Greek Style Stuffed Cabbage Rolls with Lemony Dill Sauce
Sustenance
INGREDIENTS
For the Filling:
1 pound ground turkey, or tofu/vegetarian alternative
1 leek chopped
1/2 small onion, chopped
1/2 cup carrots or golden beets, diced very small
6 tablespoons olive oil
a handful of fresh dill chopped
a handful of fresh parsley chopped
1 cup cooked brown rice or other grain (quinoa or millet work well)
For the Cabbage Rolls:
1 large cabbage, 16 leaves removed
1/2 cup extra virgin olive oil
For the Lemon Dill Sauce:
1/2 cup olive oil
1/4 cup honey
2 Tablespoons Dijon mustard
1/2 cup lemon juice
2 Tablespoons dried dill weed
2 Tablespoons garlic powder OR 8 cloves fresh garlic, minced
2 teaspoons salt
INSTRUCTIONS
For the Filling:
Heat a good splash of olive oil in frying pan over high heat.

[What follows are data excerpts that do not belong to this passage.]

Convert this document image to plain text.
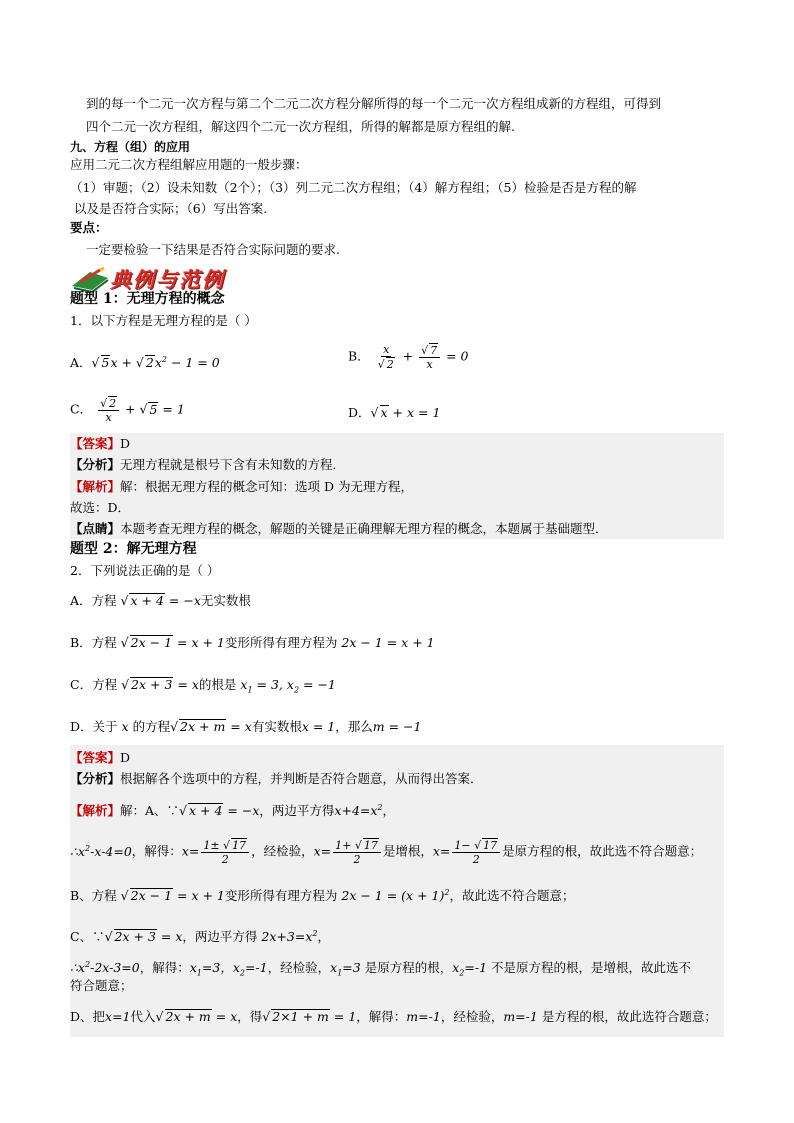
到的每一个二元一次方程与第二个二元二次方程分解所得的每一个二元一次方程组成新的方程组，可得到
四个二元一次方程组，解这四个二元一次方程组，所得的解都是原方程组的解.
九、方程（组）的应用
应用二元二次方程组解应用题的一般步骤：
（1）审题；（2）设未知数（2个）；（3）列二元二次方程组；（4）解方程组；（5）检验是否是方程的解
以及是否符合实际；（6）写出答案.
要点：
一定要检验一下结果是否符合实际问题的要求.
典例与范例
题型 1：无理方程的概念
1．以下方程是无理方程的是（ ）
A．√ 5x + √ $2x^2 - 1 = 0$	B． $\frac{x}{√ 2} + \frac{√ 7}{x} = 0$
C． $\frac{√ 2}{x}$ + √ 5 = 1	D．√ x + x = 1
【答案】D
【分析】无理方程就是根号下含有未知数的方程．
【解析】解：根据无理方程的概念可知：选项 D 为无理方程，
故选：D．
【点睛】本题考查无理方程的概念，解题的关键是正确理解无理方程的概念，本题属于基础题型．
题型 2：解无理方程
2．下列说法正确的是（ ）
A．方程 √ x + 4 = −x无实数根
B．方程 √ 2x − 1 = x + 1变形所得有理方程为 2x − 1 = x + 1
C．方程 √ 2x + 3 = x的根是 $x_1 = 3$, $x_2 = -1$
D．关于 x 的方程√ 2x + m = x有实数根x = 1，那么m = −1
【答案】D
【分析】根据解各个选项中的方程，并判断是否符合题意，从而得出答案．
【解析】解：A、∵√ x + 4 = −x，两边平方得$x+4=x^2$，
$\therefore x^2-x-4=0$，解得：$x= \frac{1\pm √ 17}{2}$ ，经检验，$x= \frac{1+ √ 17}{2}$ 是增根，$x= \frac{1- √ 17}{2}$ 是原方程的根，故此选不符合题意；
B、方程 √ 2x − 1 = x + 1变形所得有理方程为 $2x - 1 = (x + 1)^2$，故此选不符合题意；
C、∵√ 2x + 3 = x，两边平方得 $2x+3=x^2$，
$\therefore x^2-2x-3=0$，解得：$x_1=3$，$x_2=-1$，经检验，$x_1=3$ 是原方程的根，$x_2=-1$ 不是原方程的根，是增根，故此选不
符合题意；
D、把x=1代入√ 2x + m = x，得√ 2×1 + m = 1，解得：m=-1，经检验，m=-1 是方程的根，故此选符合题意；
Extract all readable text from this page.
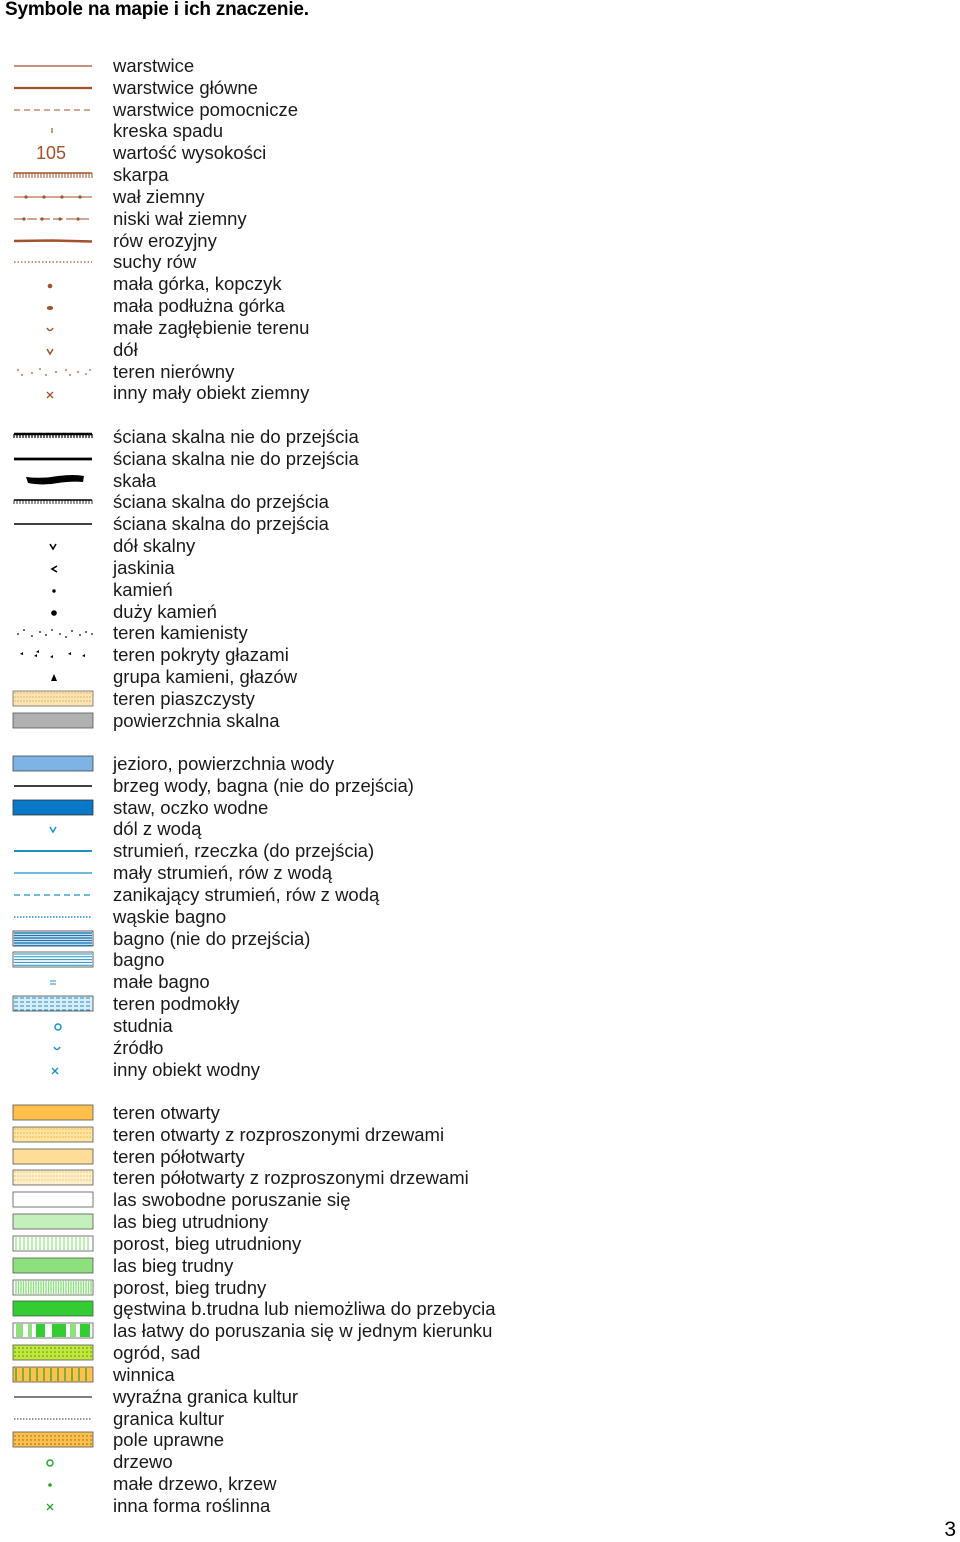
Symbole na mapie i ich znaczenie.
warstwice
warstwice główne
warstwice pomocnicze
kreska spadu
105	wartość wysokości
skarpa
wał ziemny
niski wał ziemny
rów erozyjny
suchy rów
mała górka, kopczyk
mała podłużna górka
małe zagłębienie terenu
dół
teren nierówny
inny mały obiekt ziemny
ściana skalna nie do przejścia
ściana skalna nie do przejścia
skała
ściana skalna do przejścia
ściana skalna do przejścia
dół skalny
jaskinia
kamień
duży kamień
teren kamienisty
teren pokryty głazami
grupa kamieni, głazów
teren piaszczysty
powierzchnia skalna
jezioro, powierzchnia wody
brzeg wody, bagna (nie do przejścia)
staw, oczko wodne
dól z wodą
strumień, rzeczka (do przejścia)
mały strumień, rów z wodą
zanikający strumień, rów z wodą
wąskie bagno
bagno (nie do przejścia)
bagno
małe bagno
teren podmokły
studnia
źródło
inny obiekt wodny
teren otwarty
teren otwarty z rozproszonymi drzewami
teren półotwarty
teren półotwarty z rozproszonymi drzewami
las swobodne poruszanie się
las bieg utrudniony
porost, bieg utrudniony
las bieg trudny
porost, bieg trudny
gęstwina b.trudna lub niemożliwa do przebycia
las łatwy do poruszania się w jednym kierunku
ogród, sad
winnica
wyraźna granica kultur
granica kultur
pole uprawne
drzewo
małe drzewo, krzew
inna forma roślinna
3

Add the onions, leek, carrots/beets, and cook until softened-about 6 minutes.
Then add ground meat, combine well and cook until done-about 8-10 minutes. Remove from heat and set aside.
For the Cabbage Rolls:
Fill a deep saucepan with water and bring to a boil. Place cabbage rolls in water for about 1 minute to allow to soften. Remove with tongs and set aside to cool.
When ready to assemble, place a large spoonful of filling in the middle of each leaf.
Fold sides in and then roll like a burrito. Place in baking pan seam side down.